Descartado adequadamente, o novo material se decompõe em cerca de três semanas, liberando nutrientes que podem ser utilizados como fertilizantes para plantas.
Madeira laminada cruzada
Quando o Tall Wood Residence, em Vancouver, no Canadá, ficou pronto no ano passado, passou a encabeçar a lista das construções de madeira laminada colada cruzada (MLC) mais altas do mundo. Ok, o prédio de 53 metros de altura nem se compara em tamanho ao Burj Khalifa, em Dubai, até agora insuperável nos seus 828 metros apontando para o céu. Mas essa contraposição não faz sentido. O ponto aqui é que, enquanto o gigante árabe se segura em pé no bom e velho concreto, o nosso herói canadense é feito de um material inovador, que, se usado em larga escala, pode reduzir o impacto ambiental da construção civil e aumentar os ganhos das construtoras.
A MLC, como o próprio nome sugere, é um material composto por madeira e cola.

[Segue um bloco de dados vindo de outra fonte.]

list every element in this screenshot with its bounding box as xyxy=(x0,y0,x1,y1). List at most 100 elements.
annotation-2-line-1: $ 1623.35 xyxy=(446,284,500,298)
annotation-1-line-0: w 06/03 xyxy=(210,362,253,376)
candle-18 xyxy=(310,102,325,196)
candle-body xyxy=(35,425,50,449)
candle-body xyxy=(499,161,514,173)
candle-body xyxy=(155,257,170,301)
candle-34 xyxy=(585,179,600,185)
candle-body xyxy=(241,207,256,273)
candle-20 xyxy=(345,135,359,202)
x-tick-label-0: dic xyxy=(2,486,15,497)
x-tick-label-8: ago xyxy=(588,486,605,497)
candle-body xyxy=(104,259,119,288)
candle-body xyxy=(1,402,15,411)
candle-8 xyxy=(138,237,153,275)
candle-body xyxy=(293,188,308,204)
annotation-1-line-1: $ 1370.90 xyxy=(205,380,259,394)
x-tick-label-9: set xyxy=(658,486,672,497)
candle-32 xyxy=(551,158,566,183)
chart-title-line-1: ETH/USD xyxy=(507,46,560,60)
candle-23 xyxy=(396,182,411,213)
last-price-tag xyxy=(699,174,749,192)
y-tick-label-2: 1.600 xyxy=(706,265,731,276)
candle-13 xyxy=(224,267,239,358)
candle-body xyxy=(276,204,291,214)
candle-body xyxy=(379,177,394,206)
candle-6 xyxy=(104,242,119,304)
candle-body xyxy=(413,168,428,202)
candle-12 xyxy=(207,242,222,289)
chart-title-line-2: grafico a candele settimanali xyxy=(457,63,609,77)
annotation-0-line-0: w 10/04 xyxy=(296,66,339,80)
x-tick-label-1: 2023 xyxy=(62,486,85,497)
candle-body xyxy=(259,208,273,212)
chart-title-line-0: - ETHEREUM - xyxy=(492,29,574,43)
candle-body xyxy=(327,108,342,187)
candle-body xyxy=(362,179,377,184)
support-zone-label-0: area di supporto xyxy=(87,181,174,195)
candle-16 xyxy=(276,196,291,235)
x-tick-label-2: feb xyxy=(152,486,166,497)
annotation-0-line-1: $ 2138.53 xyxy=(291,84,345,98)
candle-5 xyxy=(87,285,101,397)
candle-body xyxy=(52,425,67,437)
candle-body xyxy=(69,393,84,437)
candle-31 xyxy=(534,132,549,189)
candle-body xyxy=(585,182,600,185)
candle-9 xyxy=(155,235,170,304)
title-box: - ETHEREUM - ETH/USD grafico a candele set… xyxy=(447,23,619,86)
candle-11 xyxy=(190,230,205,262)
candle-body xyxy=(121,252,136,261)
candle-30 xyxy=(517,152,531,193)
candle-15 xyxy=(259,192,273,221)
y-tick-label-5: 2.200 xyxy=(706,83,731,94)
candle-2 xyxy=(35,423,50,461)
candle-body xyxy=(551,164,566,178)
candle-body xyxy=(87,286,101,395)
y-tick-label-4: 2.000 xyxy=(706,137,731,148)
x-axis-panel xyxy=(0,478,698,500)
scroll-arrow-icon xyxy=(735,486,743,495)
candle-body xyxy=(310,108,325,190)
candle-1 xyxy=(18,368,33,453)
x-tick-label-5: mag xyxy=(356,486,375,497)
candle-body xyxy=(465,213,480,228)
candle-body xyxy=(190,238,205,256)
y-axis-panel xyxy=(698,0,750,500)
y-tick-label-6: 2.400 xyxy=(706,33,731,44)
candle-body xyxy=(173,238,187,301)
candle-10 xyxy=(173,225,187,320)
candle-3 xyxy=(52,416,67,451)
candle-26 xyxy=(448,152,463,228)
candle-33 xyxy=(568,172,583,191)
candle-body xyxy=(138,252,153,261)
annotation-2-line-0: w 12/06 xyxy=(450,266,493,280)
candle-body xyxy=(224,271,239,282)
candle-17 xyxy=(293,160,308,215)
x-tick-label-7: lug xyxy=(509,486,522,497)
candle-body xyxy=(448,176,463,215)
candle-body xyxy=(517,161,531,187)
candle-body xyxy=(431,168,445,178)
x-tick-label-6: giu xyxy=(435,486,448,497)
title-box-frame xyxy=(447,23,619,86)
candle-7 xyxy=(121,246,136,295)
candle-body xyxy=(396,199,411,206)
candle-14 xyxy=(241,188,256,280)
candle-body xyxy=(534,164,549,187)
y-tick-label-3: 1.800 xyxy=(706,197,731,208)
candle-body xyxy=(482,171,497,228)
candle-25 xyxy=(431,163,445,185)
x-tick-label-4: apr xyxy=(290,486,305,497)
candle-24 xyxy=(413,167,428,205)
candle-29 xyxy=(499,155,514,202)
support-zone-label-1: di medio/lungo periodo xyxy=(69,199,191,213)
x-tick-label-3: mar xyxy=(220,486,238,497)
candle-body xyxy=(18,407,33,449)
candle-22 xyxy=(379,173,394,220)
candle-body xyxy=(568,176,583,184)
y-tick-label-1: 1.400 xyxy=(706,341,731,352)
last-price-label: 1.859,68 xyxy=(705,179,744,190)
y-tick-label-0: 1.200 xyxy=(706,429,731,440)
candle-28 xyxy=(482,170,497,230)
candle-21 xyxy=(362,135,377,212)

Sua fabricação envolve a junção de grossas camadas de pinus ou eucalipto em graus alternados, proporcionando uma resistência absurda ao material. Tanta é a sua força, que pode tranquilamente ser utilizado como elemento de parede quanto de laje, fazendo parte de estruturas que, como demonstra o Tall Wood Residence, passam dos 50 metros de altura.
Para a professora Taienne Ecker, mestre em Engenharia de Estruturas pela Universidade Estadual de Maringá (UEM), a MLC é um novo conceito da engenharia de estruturas, que fornece novas possibilidades em áreas ainda dominadas pelo concreto armado, aço e alvenaria. “Suas características permitem a construção de edifícios com vários pavimentos, além de contribuir para o desenvolvimento sustentável”, explica ela, referindo-se ao volume de carbono sequestrado pelo material (em média, um metro cúbico de madeira armazena uma tonelada de CO2, enquanto o cimento, ao contrário, emite 900 quilos do gás por tonelada produzida).
Além disso, uma construção com MLC causa menos poluição sonora e as construções podem ser erguidas mais rapidamente e com menos trabalhadores do que em um prédio comum. “Acredito, e espero, que a madeira laminada cruzada venha a se tomar mais popular que o concreto, pois é uma questão de necessidade”, enfatiza Ecker. “Precisamos começar a adotar práticas sustentáveis, que reduzam as emissões de poluentes na atmosfera, o consumo de água e a geração de resíduos sólidos. A MLC é uma alternativa para isso!”, conclui a professora.